Mas entre o relatório presente nas Mensagens do Governador para a Assembleia, de 1913, e o jornal O Jornal, de 1916, pode-se imaginar ao menos de maneira superficial as possíveis ações sanitárias tomadas para combater a varíola em Iguatu e especialmente suas dificuldades. Na edição nº 9, de 29 de setembro de 1916, consta o seguinte trecho:
“Variola em Iguatú
[…]
Diz o Correio do Ceará que nada tem que ver que as telhas de zinco da cobertura do barracão de variolosos tenham sido adquiridas por fulano ou beltrano; mas devia querer ver que está accusando e censurando ao ilustre dr. Abdenago, unico inspector de hygiene que construiu naquella cidade, barracão coberto de zinco para recolher variolosos, facto tanto mais censuravel, na opinião do Correio, quanto podia ter sido adquirido pela mesma quantia despendida, mais de dois contos de réis uma casa fóra da cidade, relativamente boa para tal fim.
Ao dr. Abdenago, cumpre demonstrar ao Correio porque motivo deu preferencia as telhas de zinco ás de barro.
O tal barracão desappareceu logo depois de construido, com o roubo do zinco, lona, madeiras, etc., nada restando senão algumas telhas zincadas! […]”

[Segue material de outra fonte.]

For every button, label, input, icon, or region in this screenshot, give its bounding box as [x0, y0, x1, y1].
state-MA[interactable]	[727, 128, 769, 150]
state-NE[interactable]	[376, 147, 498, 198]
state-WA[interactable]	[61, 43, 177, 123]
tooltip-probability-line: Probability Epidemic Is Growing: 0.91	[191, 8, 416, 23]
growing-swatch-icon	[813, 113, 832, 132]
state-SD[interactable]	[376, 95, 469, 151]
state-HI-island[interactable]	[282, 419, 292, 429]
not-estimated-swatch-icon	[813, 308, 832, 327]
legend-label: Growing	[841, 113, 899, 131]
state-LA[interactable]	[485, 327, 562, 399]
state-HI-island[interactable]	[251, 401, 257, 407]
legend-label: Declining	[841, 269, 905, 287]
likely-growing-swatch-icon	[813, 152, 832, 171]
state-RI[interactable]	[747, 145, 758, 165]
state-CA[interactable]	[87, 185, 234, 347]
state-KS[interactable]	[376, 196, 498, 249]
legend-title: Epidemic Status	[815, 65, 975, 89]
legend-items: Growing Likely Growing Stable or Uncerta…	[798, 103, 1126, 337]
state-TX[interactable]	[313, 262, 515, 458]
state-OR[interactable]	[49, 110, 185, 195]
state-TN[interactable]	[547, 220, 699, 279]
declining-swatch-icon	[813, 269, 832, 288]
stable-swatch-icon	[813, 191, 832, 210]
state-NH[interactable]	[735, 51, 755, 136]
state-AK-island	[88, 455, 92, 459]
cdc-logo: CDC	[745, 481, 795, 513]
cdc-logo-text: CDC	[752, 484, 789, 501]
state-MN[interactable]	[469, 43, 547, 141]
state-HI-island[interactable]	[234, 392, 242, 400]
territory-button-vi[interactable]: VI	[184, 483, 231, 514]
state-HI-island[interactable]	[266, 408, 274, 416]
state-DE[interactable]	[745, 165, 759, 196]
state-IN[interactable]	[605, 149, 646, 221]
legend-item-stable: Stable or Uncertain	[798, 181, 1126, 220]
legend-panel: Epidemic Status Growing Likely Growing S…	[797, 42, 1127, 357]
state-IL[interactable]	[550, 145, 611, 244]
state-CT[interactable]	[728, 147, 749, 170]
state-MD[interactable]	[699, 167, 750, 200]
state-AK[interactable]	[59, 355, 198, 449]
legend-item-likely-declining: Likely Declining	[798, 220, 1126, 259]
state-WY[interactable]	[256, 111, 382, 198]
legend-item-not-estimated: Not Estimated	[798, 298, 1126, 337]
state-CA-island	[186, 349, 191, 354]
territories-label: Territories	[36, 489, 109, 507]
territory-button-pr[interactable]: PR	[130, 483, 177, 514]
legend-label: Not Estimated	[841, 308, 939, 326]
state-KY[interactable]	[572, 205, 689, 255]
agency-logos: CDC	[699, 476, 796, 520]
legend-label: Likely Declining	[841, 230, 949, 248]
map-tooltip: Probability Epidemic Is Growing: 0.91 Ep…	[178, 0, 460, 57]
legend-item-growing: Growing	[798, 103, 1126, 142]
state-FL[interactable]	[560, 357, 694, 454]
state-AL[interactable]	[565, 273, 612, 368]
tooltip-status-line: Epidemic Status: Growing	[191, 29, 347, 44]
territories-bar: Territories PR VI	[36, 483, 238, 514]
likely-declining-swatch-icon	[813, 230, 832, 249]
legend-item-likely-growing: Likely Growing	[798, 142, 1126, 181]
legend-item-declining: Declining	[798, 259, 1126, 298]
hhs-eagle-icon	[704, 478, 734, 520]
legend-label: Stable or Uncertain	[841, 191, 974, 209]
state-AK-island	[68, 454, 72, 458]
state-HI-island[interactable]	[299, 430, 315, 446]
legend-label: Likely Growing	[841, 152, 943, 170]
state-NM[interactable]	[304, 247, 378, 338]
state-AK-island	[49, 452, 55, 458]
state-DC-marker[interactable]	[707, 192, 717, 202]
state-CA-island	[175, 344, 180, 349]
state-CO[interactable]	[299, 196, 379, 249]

O trecho assinala para, além do problema epidêmico vivido, os furtos e politicagens sobre a construção do “barracão” que devia servir para isolamento dos doentes. Ainda se questiona sobre a lavagem dos lençóis e roupas contaminadas juntamente com as demais peças, ou do convívio entre pessoas contaminadas e não contaminadas dentro do “barracão”, comprometendo assim as ações de combate. É possível que tais problemáticas fossem consequências da seca, dentre outros fatores. Mas somente em 1920 (jornal A Lucta. ed. 385, de 17 de novembro de 1920) é que se tem registro nos jornais de medidas como a proibição de alunos e operários nas atividades sem que estejam devidamente vacinados e com atestado de vacina.